Renewing America’s Food Traditions (with Ashley Rood), 2004

 

Where have all these heirloom vegetables and heritage breeds gone? When Gaspar Pérez de Villagrá wrote about visiting the Pueblos of New Mexico in 1598, diversity on the farm and on the table was the norm—not the exception—across most of North America.

Today, roughly four hundred years later, two-thirds of the distinctive seeds and breeds which then fed America have vanished. One in fifteen wild, edible plant and animal species on this continent has diminished to the degree that it is now considered at risk. These declines in diversity bring losses in traditional ecological and culinary knowledge as well. Consequently, we have suffered declines in the food rituals which otherwise link communities to place and cultural heritage.

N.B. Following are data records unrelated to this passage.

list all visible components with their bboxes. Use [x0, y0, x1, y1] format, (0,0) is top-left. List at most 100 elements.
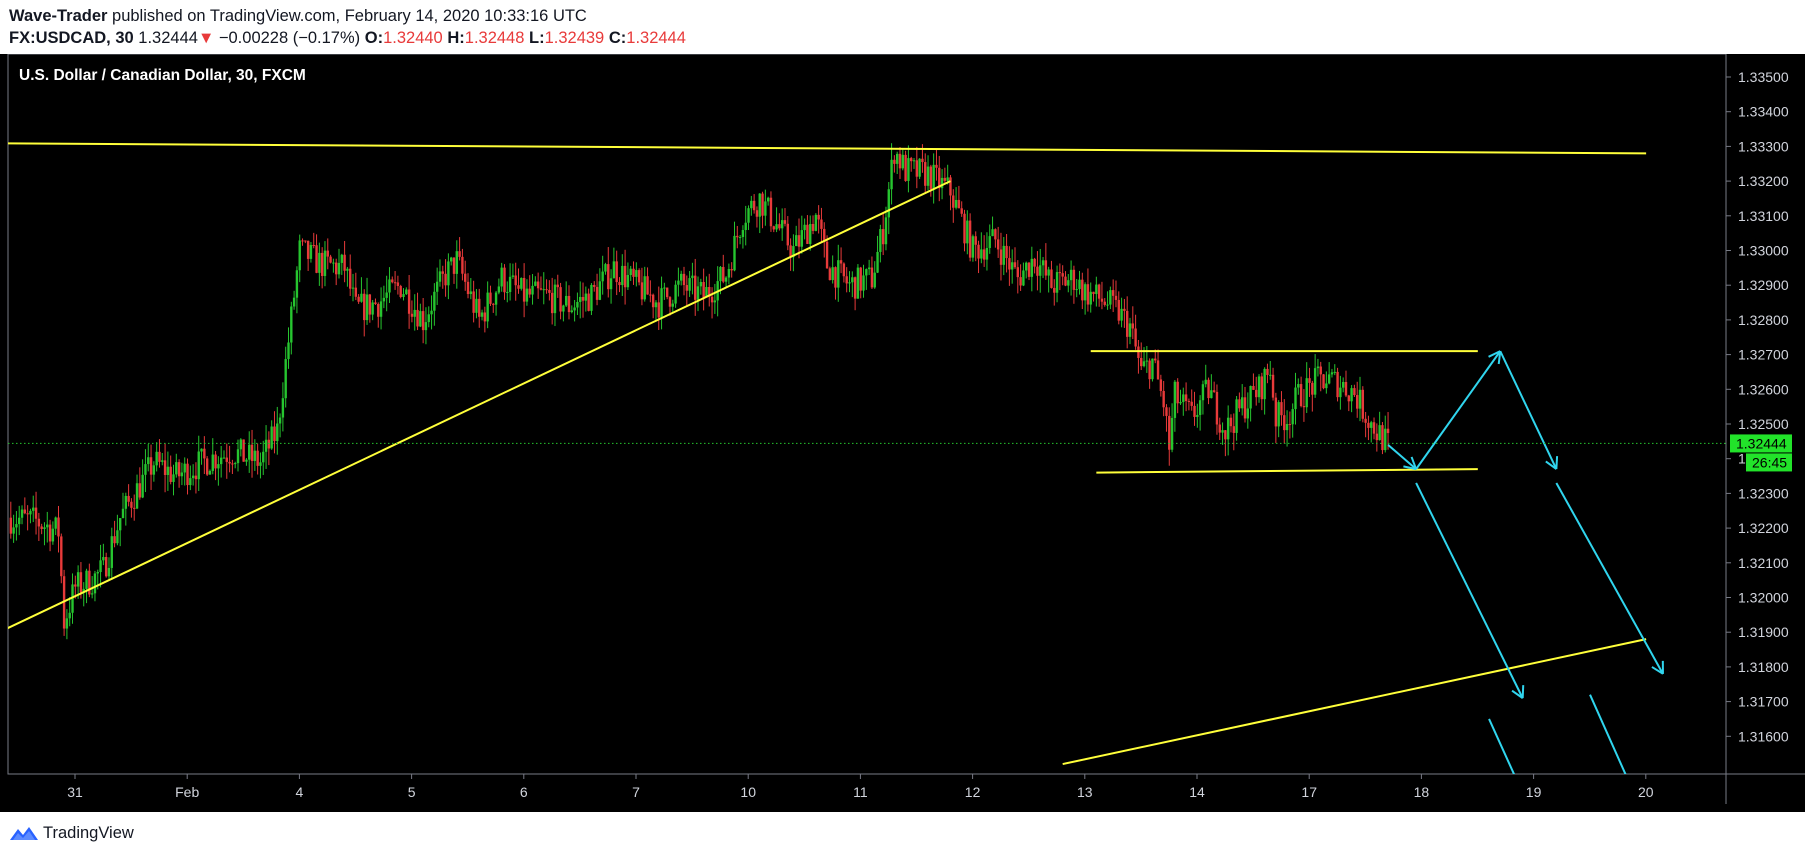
candle-body: [421, 311, 425, 331]
candle-body: [867, 267, 871, 270]
y-tick-label: 1.33000: [1738, 243, 1789, 259]
candle-body: [907, 158, 910, 181]
candle-body: [595, 286, 599, 300]
candle-body: [1117, 299, 1120, 321]
candle-body: [104, 557, 108, 577]
candle-body: [879, 229, 882, 252]
candle-body: [1050, 269, 1053, 288]
candle-body: [284, 359, 287, 399]
open-value: 1.32440: [383, 29, 443, 47]
candle-body: [1269, 374, 1272, 376]
candle-body: [862, 275, 865, 291]
candle-body: [974, 236, 977, 245]
candle-body: [1232, 426, 1235, 433]
candle-body: [550, 292, 554, 314]
x-tick-label: 5: [408, 784, 416, 800]
candle-body: [245, 459, 248, 462]
candle-body: [337, 262, 341, 275]
tradingview-brand[interactable]: TradingView: [9, 822, 134, 844]
candle-body: [1002, 245, 1005, 265]
candle-body: [1277, 402, 1280, 427]
candle-body: [795, 235, 798, 247]
candle-body: [29, 510, 32, 515]
candle-body: [124, 495, 128, 509]
candle-body: [1039, 265, 1042, 276]
candle-body: [727, 269, 731, 278]
candle-body: [1010, 262, 1014, 270]
candle-body: [1173, 381, 1177, 418]
candle-body: [629, 268, 632, 275]
candle-body: [191, 475, 195, 479]
candle-body: [222, 457, 226, 459]
candle-body: [1128, 323, 1132, 337]
x-tick-label: 6: [520, 784, 528, 800]
price-chart[interactable]: 1.33500 1.33400 1.33300 1.33200 1.33100 1.330…: [0, 54, 1805, 812]
candle-body: [677, 280, 680, 285]
candle-body: [607, 264, 610, 290]
low-value: 1.32439: [544, 29, 605, 47]
tradingview-logo-icon: [10, 827, 38, 840]
candle-body: [626, 274, 630, 288]
candle-body: [705, 287, 708, 298]
candle-body: [764, 201, 767, 216]
candle-body: [1297, 384, 1300, 388]
candle-body: [587, 293, 590, 311]
y-tick-label: 1.33200: [1738, 173, 1789, 189]
candle-body: [273, 426, 276, 442]
y-tick-label: 1.31800: [1738, 659, 1789, 675]
author-name[interactable]: Wave-Trader: [9, 7, 108, 25]
candle-body: [85, 570, 88, 589]
candle-body: [1067, 280, 1070, 286]
candle-body: [1184, 394, 1188, 401]
candle-body: [783, 220, 787, 224]
candle-body: [654, 302, 658, 308]
candle-body: [674, 284, 677, 304]
candle-body: [904, 154, 907, 181]
candle-body: [780, 220, 784, 229]
y-tick-label: 1.31600: [1738, 728, 1789, 744]
symbol-label[interactable]: FX:USDCAD, 30: [9, 29, 134, 47]
candle-body: [1179, 401, 1182, 404]
candle-body: [1358, 389, 1362, 409]
y-tick-label: 1.32100: [1738, 555, 1789, 571]
candle-body: [1019, 277, 1022, 286]
candle-body: [811, 224, 815, 231]
projection-arrowhead: [1555, 456, 1559, 470]
y-tick-label: 1.32800: [1738, 312, 1789, 328]
y-tick-label: 1.32600: [1738, 381, 1789, 397]
candle-body: [1249, 386, 1252, 409]
candle-body: [680, 273, 683, 281]
candle-body: [1207, 379, 1210, 399]
candle-body: [834, 267, 837, 288]
candle-body: [1238, 399, 1241, 409]
candle-body: [1372, 422, 1376, 434]
candle-body: [130, 501, 133, 508]
candle-body: [845, 276, 848, 284]
candle-body: [960, 208, 963, 214]
candle-body: [1353, 388, 1356, 396]
projection-arrowhead: [1410, 456, 1418, 470]
candle-body: [511, 275, 515, 277]
x-tick-label: 17: [1301, 784, 1317, 800]
candle-body: [856, 267, 860, 299]
candle-body: [37, 518, 41, 527]
candle-body: [809, 224, 812, 244]
candle-body: [183, 463, 186, 473]
candle-body: [761, 193, 764, 216]
candle-body: [393, 282, 397, 284]
candle-body: [1083, 284, 1087, 301]
candle-body: [651, 294, 655, 308]
candle-body: [290, 306, 293, 343]
projection-arrowhead: [1625, 787, 1635, 795]
candle-body: [74, 584, 77, 587]
candle-body: [1097, 284, 1101, 299]
candle-body: [483, 312, 487, 322]
candle-body: [1285, 424, 1289, 431]
candle-body: [508, 276, 512, 292]
candle-body: [952, 195, 955, 208]
candle-body: [887, 189, 890, 218]
candle-body: [556, 284, 559, 288]
candle-body: [895, 153, 899, 164]
candle-body: [935, 164, 938, 168]
candle-body: [1055, 272, 1059, 293]
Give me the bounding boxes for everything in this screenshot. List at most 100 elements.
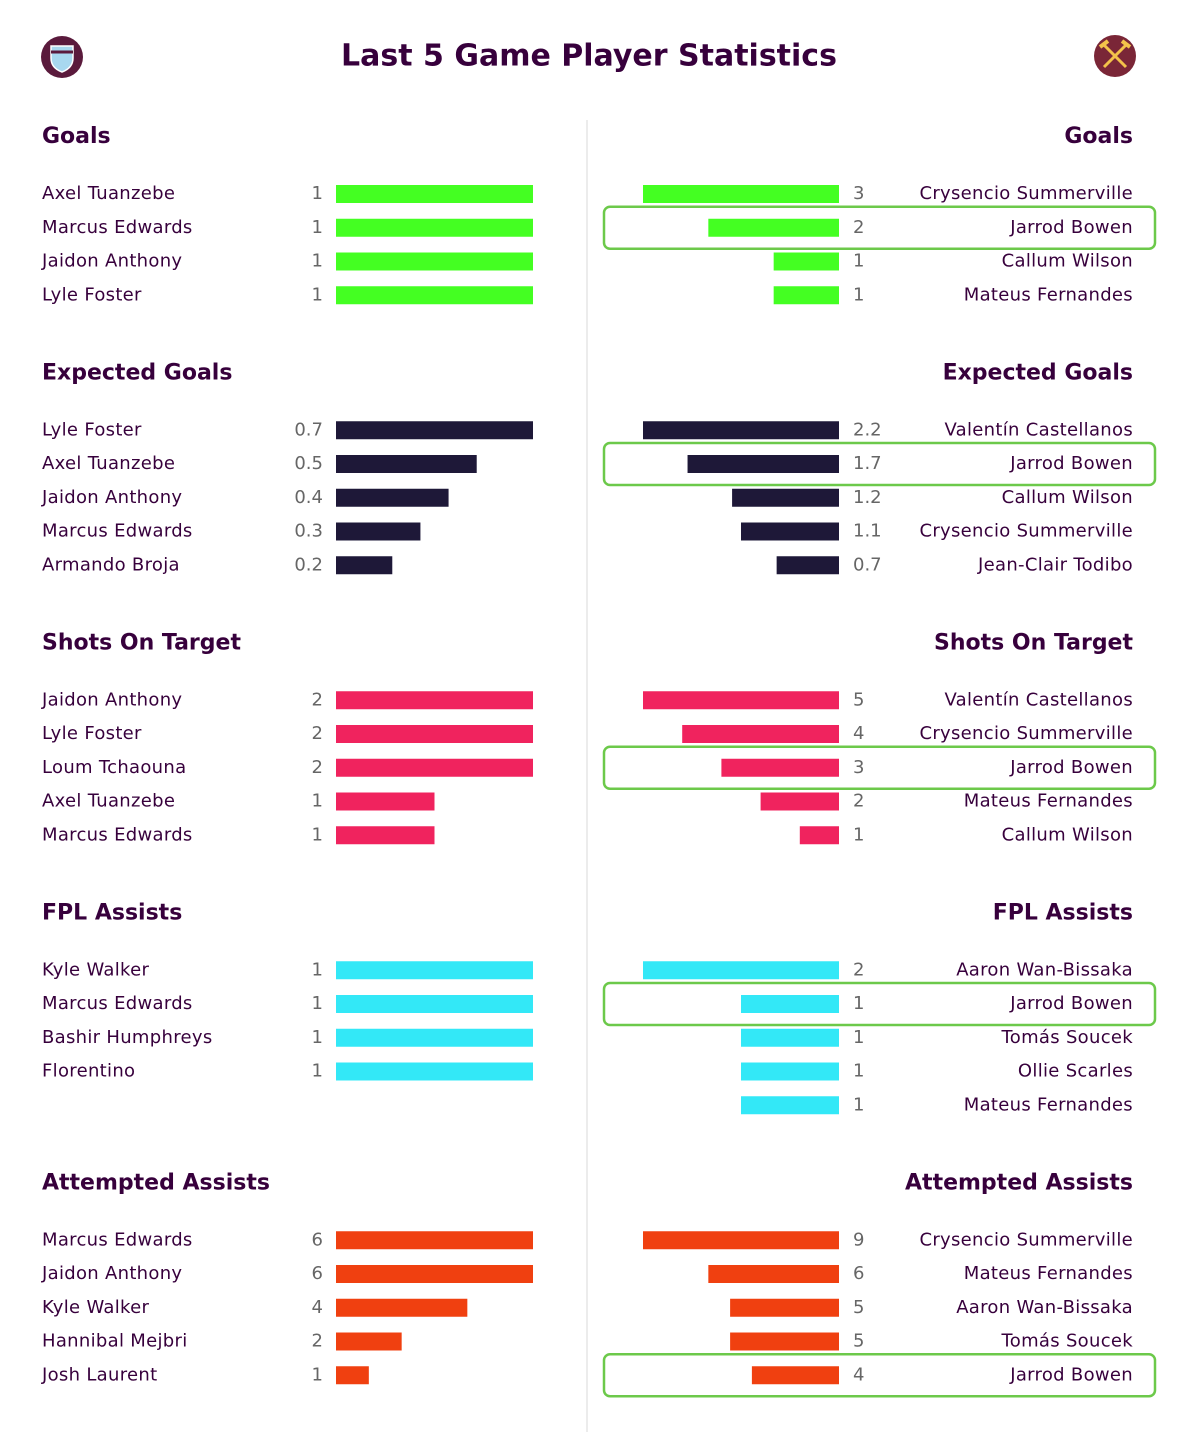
stat-value: 2 [312,1331,323,1352]
player-name: Tomás Soucek [1001,1331,1134,1352]
stat-value: 1 [312,1027,323,1048]
stat-bar [336,758,533,777]
section-title: Attempted Assists [905,1170,1133,1195]
stat-bar [643,691,839,710]
stat-bar [643,421,839,440]
stat-value: 1 [312,183,323,204]
stat-value: 6 [853,1263,864,1284]
stat-bar [336,1062,533,1081]
player-name: Tomás Soucek [1001,1027,1134,1048]
player-name: Hannibal Mejbri [42,1331,188,1352]
stat-bar [336,488,449,507]
stat-value: 0.3 [294,521,323,542]
section-title: Goals [1064,124,1133,149]
stat-bar [336,421,533,440]
stat-value: 1 [853,251,864,272]
player-name: Lyle Foster [42,284,142,305]
section-title: Goals [42,124,111,149]
stat-bar [336,1231,533,1250]
player-name: Kyle Walker [42,1297,149,1318]
stat-value: 1 [312,824,323,845]
player-name: Kyle Walker [42,959,149,980]
stat-value: 1 [312,284,323,305]
player-name: Marcus Edwards [42,217,193,238]
stat-value: 0.7 [853,554,882,575]
section-title: Attempted Assists [42,1170,270,1195]
stat-bar [336,995,533,1013]
player-name: Marcus Edwards [42,993,193,1014]
player-name: Mateus Fernandes [964,791,1133,812]
stat-bar [336,1298,468,1317]
stat-value: 1 [312,217,323,238]
player-name: Armando Broja [42,554,180,575]
player-name: Marcus Edwards [42,1229,193,1250]
stat-bar [687,455,839,473]
stat-value: 6 [312,1263,323,1284]
stat-bar [336,1028,533,1047]
player-name: Bashir Humphreys [42,1027,213,1048]
stat-value: 3 [853,183,864,204]
stat-bar [336,1332,402,1351]
stat-bar [336,185,533,203]
player-name: Jarrod Bowen [1009,757,1133,778]
highlight-box [602,981,1157,1027]
stat-bar [336,826,435,845]
player-name: Crysencio Summerville [919,723,1133,744]
stat-value: 1.1 [853,521,882,542]
stat-bar [751,1366,839,1385]
section-title: FPL Assists [42,900,182,925]
stat-bar [773,286,839,305]
player-name: Crysencio Summerville [919,1229,1133,1250]
stat-bar [732,488,839,507]
player-name: Jarrod Bowen [1009,1364,1133,1385]
stat-bar [721,758,839,777]
player-name: Jarrod Bowen [1009,217,1133,238]
stat-value: 1 [312,993,323,1014]
stat-value: 4 [853,723,864,744]
player-name: Loum Tchaouna [42,757,186,778]
stat-bar [336,252,533,271]
stat-value: 1 [853,284,864,305]
stat-bar [760,792,839,811]
stat-bar [730,1332,839,1351]
stat-value: 1 [312,1364,323,1385]
stat-value: 1 [312,1061,323,1082]
stat-value: 0.4 [294,487,323,508]
stat-value: 0.7 [294,419,323,440]
stat-value: 2 [853,217,864,238]
player-name: Aaron Wan-Bissaka [956,1297,1133,1318]
stat-bar [741,1028,839,1047]
stat-value: 1 [853,1094,864,1115]
stat-value: 9 [853,1229,864,1250]
player-name: Mateus Fernandes [964,1263,1133,1284]
stat-value: 0.5 [294,453,323,474]
away-badge [1094,35,1136,77]
stat-bar [741,1062,839,1081]
stat-value: 5 [853,1297,864,1318]
player-name: Axel Tuanzebe [42,453,175,474]
player-name: Jaidon Anthony [41,251,182,272]
player-name: Marcus Edwards [42,824,193,845]
highlight-box [602,441,1157,487]
section-title: FPL Assists [993,900,1133,925]
stat-bar [336,792,435,811]
player-name: Callum Wilson [1002,487,1133,508]
section-title: Shots On Target [934,630,1133,655]
stat-value: 1 [312,959,323,980]
stat-bar [708,1265,839,1283]
highlight-box [602,745,1157,790]
player-name: Mateus Fernandes [964,1094,1133,1115]
player-name: Axel Tuanzebe [42,183,175,204]
stat-value: 3 [853,757,864,778]
page-title: Last 5 Game Player Statistics [341,39,837,74]
player-name: Lyle Foster [42,723,142,744]
player-name: Jaidon Anthony [41,487,182,508]
stat-bar [336,691,533,710]
player-name: Valentín Castellanos [944,689,1133,710]
stat-bar [336,556,393,575]
stat-value: 2 [312,723,323,744]
stat-bar [776,556,839,575]
stat-value: 4 [312,1297,323,1318]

Woodlands in Crisis (with Marcelle Coder and Susie Smith), 2004

 

In recent years, the West has suffered from unprecedented stand-replacing wildfires, and the government has invested more money in preventative forest thinning than ever before.

This forest crisis has led to much controversy over the Healthy Forests legislation passed by Congress in 2003. On the Colorado Plateau, it has also spurred heated debates regarding the degree to which thinning can truly serve to restore wooded habitats and what reference conditions and or restoration goals are needed to guide such plans.

This book offers a primer for understanding how diverse land-use histories have impacted the health of pine-dominated ecosystems in the West and points to measures for better managing them in the future.